As most people have said, understanding and embracing how you're supost to be relives a lot of fraustration that may otherwise come out as violence.

Felix
05-29-2007, 05:09 AM
Hi Crissy and welcome :hugs: As for me I've always been more confident since I was a child playing what society defines mainly as boy things. I have always enjoyed rough and tumble kinda games probably why I enjoy judo so much. I always did boy stuff with my dad, like pulling down half the kitchen when I was a kid with him. My mum hated that said he treated me like a son not a daughter. I always wanted to play with the boys, football and such like. I don't like violence hate it in fact. I always let my frustrations out on the judo mat but that was controlled aggression so ok. I have noticed that since I have been dressing fully I am more confident but sometimes I do feel like more aggressive but not violent. I think I get these feeling out of frustration more than anything else. I don't know whether it's aggressive or assertive either I think there is a fine line.

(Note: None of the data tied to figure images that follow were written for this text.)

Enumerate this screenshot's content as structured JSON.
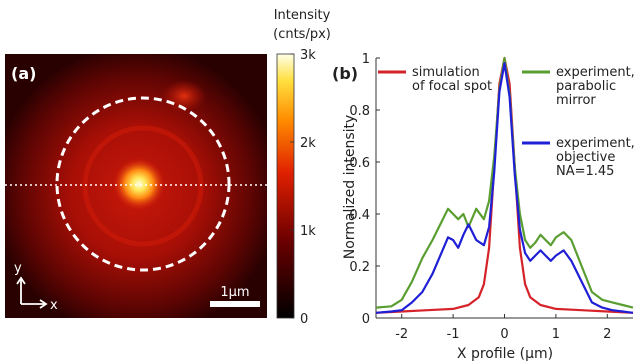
{
  "chart_data": [
    {
      "type": "heatmap",
      "panel_label": "(a)",
      "colorbar": {
        "title_line1": "Intensity",
        "title_line2": "(cnts/px)",
        "ticks": [
          {
            "value": 3000,
            "label": "3k"
          },
          {
            "value": 2000,
            "label": "2k"
          },
          {
            "value": 1000,
            "label": "1k"
          },
          {
            "value": 0,
            "label": "0"
          }
        ],
        "range": [
          0,
          3000
        ]
      },
      "axes_indicator": {
        "y_label": "y",
        "x_label": "x"
      },
      "scale_bar_label": "1μm",
      "annotations": [
        "dashed circle",
        "dotted horizontal line through center"
      ]
    },
    {
      "type": "line",
      "panel_label": "(b)",
      "xlabel": "X profile (μm)",
      "ylabel": "Normalized intensity",
      "xlim": [
        -2.5,
        2.5
      ],
      "ylim": [
        0,
        1
      ],
      "xticks": [
        {
          "value": -2,
          "label": "-2"
        },
        {
          "value": -1,
          "label": "-1"
        },
        {
          "value": 0,
          "label": "0"
        },
        {
          "value": 1,
          "label": "1"
        },
        {
          "value": 2,
          "label": "2"
        }
      ],
      "yticks": [
        {
          "value": 0,
          "label": "0"
        },
        {
          "value": 0.2,
          "label": "0.2"
        },
        {
          "value": 0.4,
          "label": "0.4"
        },
        {
          "value": 0.6,
          "label": "0.6"
        },
        {
          "value": 0.8,
          "label": "0.8"
        },
        {
          "value": 1,
          "label": "1"
        }
      ],
      "legend": [
        {
          "color": "#d6232a",
          "lines": [
            "simulation",
            "of focal spot"
          ]
        },
        {
          "color": "#5a9e32",
          "lines": [
            "experiment,",
            "parabolic",
            "mirror"
          ]
        },
        {
          "color": "#1f1fd6",
          "lines": [
            "experiment,",
            "objective",
            "NA=1.45"
          ]
        }
      ],
      "series": [
        {
          "color": "#d6232a",
          "x": [
            -2.5,
            -2.0,
            -1.5,
            -1.0,
            -0.7,
            -0.5,
            -0.4,
            -0.3,
            -0.2,
            -0.1,
            0,
            0.1,
            0.2,
            0.3,
            0.4,
            0.5,
            0.7,
            1.0,
            1.5,
            2.0,
            2.5
          ],
          "y": [
            0.02,
            0.025,
            0.03,
            0.035,
            0.05,
            0.08,
            0.13,
            0.27,
            0.58,
            0.9,
            1.0,
            0.9,
            0.58,
            0.27,
            0.13,
            0.08,
            0.05,
            0.035,
            0.03,
            0.025,
            0.02
          ]
        },
        {
          "color": "#5a9e32",
          "x": [
            -2.5,
            -2.2,
            -2.0,
            -1.8,
            -1.6,
            -1.4,
            -1.25,
            -1.1,
            -1.0,
            -0.9,
            -0.8,
            -0.7,
            -0.55,
            -0.4,
            -0.3,
            -0.2,
            -0.1,
            0,
            0.1,
            0.2,
            0.3,
            0.4,
            0.5,
            0.6,
            0.7,
            0.8,
            0.9,
            1.0,
            1.15,
            1.3,
            1.5,
            1.7,
            1.9,
            2.1,
            2.3,
            2.5
          ],
          "y": [
            0.04,
            0.045,
            0.07,
            0.14,
            0.23,
            0.3,
            0.36,
            0.42,
            0.4,
            0.38,
            0.4,
            0.35,
            0.42,
            0.38,
            0.45,
            0.62,
            0.88,
            1.0,
            0.86,
            0.58,
            0.4,
            0.3,
            0.27,
            0.29,
            0.32,
            0.3,
            0.28,
            0.31,
            0.33,
            0.3,
            0.2,
            0.1,
            0.07,
            0.06,
            0.05,
            0.04
          ]
        },
        {
          "color": "#1f1fd6",
          "x": [
            -2.5,
            -2.2,
            -2.0,
            -1.8,
            -1.6,
            -1.4,
            -1.25,
            -1.1,
            -1.0,
            -0.9,
            -0.8,
            -0.7,
            -0.55,
            -0.4,
            -0.3,
            -0.2,
            -0.1,
            0,
            0.1,
            0.2,
            0.3,
            0.4,
            0.5,
            0.6,
            0.7,
            0.8,
            0.9,
            1.0,
            1.15,
            1.3,
            1.5,
            1.7,
            1.9,
            2.1,
            2.3,
            2.5
          ],
          "y": [
            0.02,
            0.025,
            0.03,
            0.06,
            0.1,
            0.17,
            0.24,
            0.31,
            0.3,
            0.27,
            0.32,
            0.36,
            0.3,
            0.28,
            0.35,
            0.56,
            0.87,
            0.98,
            0.85,
            0.55,
            0.34,
            0.25,
            0.22,
            0.24,
            0.26,
            0.24,
            0.22,
            0.24,
            0.26,
            0.22,
            0.14,
            0.06,
            0.04,
            0.03,
            0.025,
            0.02
          ]
        }
      ]
    }
  ]
}
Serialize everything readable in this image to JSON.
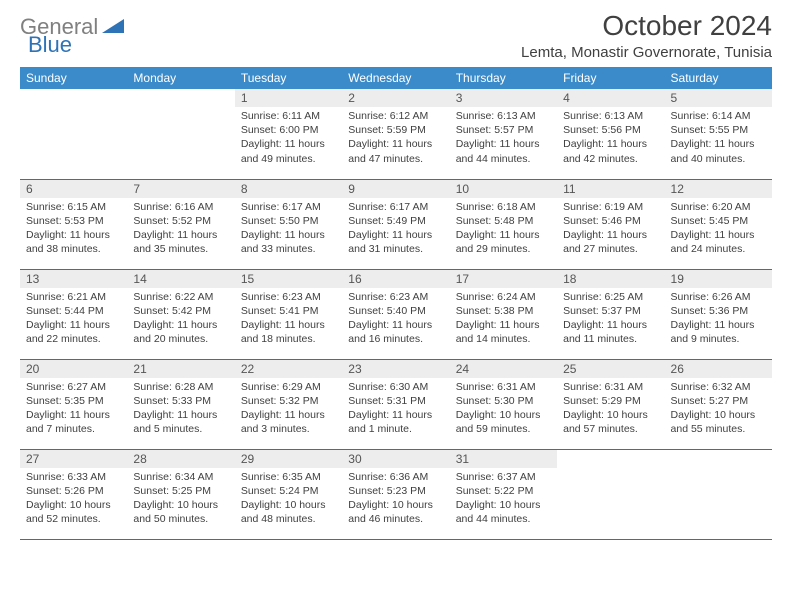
{
  "logo": {
    "gray": "General",
    "blue": "Blue"
  },
  "title": "October 2024",
  "location": "Lemta, Monastir Governorate, Tunisia",
  "colors": {
    "header_bg": "#3b8bca",
    "header_text": "#ffffff",
    "daynum_bg": "#ededed",
    "border": "#2d73b6",
    "logo_gray": "#808080",
    "logo_blue": "#2d73b6",
    "text": "#404040"
  },
  "day_names": [
    "Sunday",
    "Monday",
    "Tuesday",
    "Wednesday",
    "Thursday",
    "Friday",
    "Saturday"
  ],
  "weeks": [
    [
      null,
      null,
      {
        "n": "1",
        "sr": "Sunrise: 6:11 AM",
        "ss": "Sunset: 6:00 PM",
        "dl": "Daylight: 11 hours and 49 minutes."
      },
      {
        "n": "2",
        "sr": "Sunrise: 6:12 AM",
        "ss": "Sunset: 5:59 PM",
        "dl": "Daylight: 11 hours and 47 minutes."
      },
      {
        "n": "3",
        "sr": "Sunrise: 6:13 AM",
        "ss": "Sunset: 5:57 PM",
        "dl": "Daylight: 11 hours and 44 minutes."
      },
      {
        "n": "4",
        "sr": "Sunrise: 6:13 AM",
        "ss": "Sunset: 5:56 PM",
        "dl": "Daylight: 11 hours and 42 minutes."
      },
      {
        "n": "5",
        "sr": "Sunrise: 6:14 AM",
        "ss": "Sunset: 5:55 PM",
        "dl": "Daylight: 11 hours and 40 minutes."
      }
    ],
    [
      {
        "n": "6",
        "sr": "Sunrise: 6:15 AM",
        "ss": "Sunset: 5:53 PM",
        "dl": "Daylight: 11 hours and 38 minutes."
      },
      {
        "n": "7",
        "sr": "Sunrise: 6:16 AM",
        "ss": "Sunset: 5:52 PM",
        "dl": "Daylight: 11 hours and 35 minutes."
      },
      {
        "n": "8",
        "sr": "Sunrise: 6:17 AM",
        "ss": "Sunset: 5:50 PM",
        "dl": "Daylight: 11 hours and 33 minutes."
      },
      {
        "n": "9",
        "sr": "Sunrise: 6:17 AM",
        "ss": "Sunset: 5:49 PM",
        "dl": "Daylight: 11 hours and 31 minutes."
      },
      {
        "n": "10",
        "sr": "Sunrise: 6:18 AM",
        "ss": "Sunset: 5:48 PM",
        "dl": "Daylight: 11 hours and 29 minutes."
      },
      {
        "n": "11",
        "sr": "Sunrise: 6:19 AM",
        "ss": "Sunset: 5:46 PM",
        "dl": "Daylight: 11 hours and 27 minutes."
      },
      {
        "n": "12",
        "sr": "Sunrise: 6:20 AM",
        "ss": "Sunset: 5:45 PM",
        "dl": "Daylight: 11 hours and 24 minutes."
      }
    ],
    [
      {
        "n": "13",
        "sr": "Sunrise: 6:21 AM",
        "ss": "Sunset: 5:44 PM",
        "dl": "Daylight: 11 hours and 22 minutes."
      },
      {
        "n": "14",
        "sr": "Sunrise: 6:22 AM",
        "ss": "Sunset: 5:42 PM",
        "dl": "Daylight: 11 hours and 20 minutes."
      },
      {
        "n": "15",
        "sr": "Sunrise: 6:23 AM",
        "ss": "Sunset: 5:41 PM",
        "dl": "Daylight: 11 hours and 18 minutes."
      },
      {
        "n": "16",
        "sr": "Sunrise: 6:23 AM",
        "ss": "Sunset: 5:40 PM",
        "dl": "Daylight: 11 hours and 16 minutes."
      },
      {
        "n": "17",
        "sr": "Sunrise: 6:24 AM",
        "ss": "Sunset: 5:38 PM",
        "dl": "Daylight: 11 hours and 14 minutes."
      },
      {
        "n": "18",
        "sr": "Sunrise: 6:25 AM",
        "ss": "Sunset: 5:37 PM",
        "dl": "Daylight: 11 hours and 11 minutes."
      },
      {
        "n": "19",
        "sr": "Sunrise: 6:26 AM",
        "ss": "Sunset: 5:36 PM",
        "dl": "Daylight: 11 hours and 9 minutes."
      }
    ],
    [
      {
        "n": "20",
        "sr": "Sunrise: 6:27 AM",
        "ss": "Sunset: 5:35 PM",
        "dl": "Daylight: 11 hours and 7 minutes."
      },
      {
        "n": "21",
        "sr": "Sunrise: 6:28 AM",
        "ss": "Sunset: 5:33 PM",
        "dl": "Daylight: 11 hours and 5 minutes."
      },
      {
        "n": "22",
        "sr": "Sunrise: 6:29 AM",
        "ss": "Sunset: 5:32 PM",
        "dl": "Daylight: 11 hours and 3 minutes."
      },
      {
        "n": "23",
        "sr": "Sunrise: 6:30 AM",
        "ss": "Sunset: 5:31 PM",
        "dl": "Daylight: 11 hours and 1 minute."
      },
      {
        "n": "24",
        "sr": "Sunrise: 6:31 AM",
        "ss": "Sunset: 5:30 PM",
        "dl": "Daylight: 10 hours and 59 minutes."
      },
      {
        "n": "25",
        "sr": "Sunrise: 6:31 AM",
        "ss": "Sunset: 5:29 PM",
        "dl": "Daylight: 10 hours and 57 minutes."
      },
      {
        "n": "26",
        "sr": "Sunrise: 6:32 AM",
        "ss": "Sunset: 5:27 PM",
        "dl": "Daylight: 10 hours and 55 minutes."
      }
    ],
    [
      {
        "n": "27",
        "sr": "Sunrise: 6:33 AM",
        "ss": "Sunset: 5:26 PM",
        "dl": "Daylight: 10 hours and 52 minutes."
      },
      {
        "n": "28",
        "sr": "Sunrise: 6:34 AM",
        "ss": "Sunset: 5:25 PM",
        "dl": "Daylight: 10 hours and 50 minutes."
      },
      {
        "n": "29",
        "sr": "Sunrise: 6:35 AM",
        "ss": "Sunset: 5:24 PM",
        "dl": "Daylight: 10 hours and 48 minutes."
      },
      {
        "n": "30",
        "sr": "Sunrise: 6:36 AM",
        "ss": "Sunset: 5:23 PM",
        "dl": "Daylight: 10 hours and 46 minutes."
      },
      {
        "n": "31",
        "sr": "Sunrise: 6:37 AM",
        "ss": "Sunset: 5:22 PM",
        "dl": "Daylight: 10 hours and 44 minutes."
      },
      null,
      null
    ]
  ]
}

I'm definitely more forward and say what I think more in situations which I wouldn't of before so I think that's being assertive not aggressive. So maybe I'm not really aggressive but assertive. I was never aggressive as a woman except at judo lol ya have to be then otherwise ya won't win. Hope this has helped xx Felix :hugs:

Dasein9
05-29-2007, 10:01 AM
I don't know. I've been living in New York while coming out, and so I have no idea how much of my assertiveness is the coming out and how much is the city. I am more self-assured and confident, and I will now yell at drivers of cars that don't pay attention to my having the walk signal, but I don't know what deserves the credit for that.

CaptLex
05-29-2007, 07:10 PM
I will now yell at drivers of cars that don't pay attention to my having the walk signal.
*imagines Das doing the Ratso Rizzo scene from Midnight Cowboy . . . "Hey, I'm walkin' here!"* :heehee:

Crissy Kay
05-30-2007, 08:00 AM
Thank you Felix. I find all the comments very interesting. I think being able to show part or all of our true selves, so to speak, acts as a great stress releaver. Thanks for all the comments. Pammy

TV Wannabe
05-31-2007, 02:38 PM
Geneticlly violence and aggression are genderless, but I believe society imposes the softer, calmer persona on women.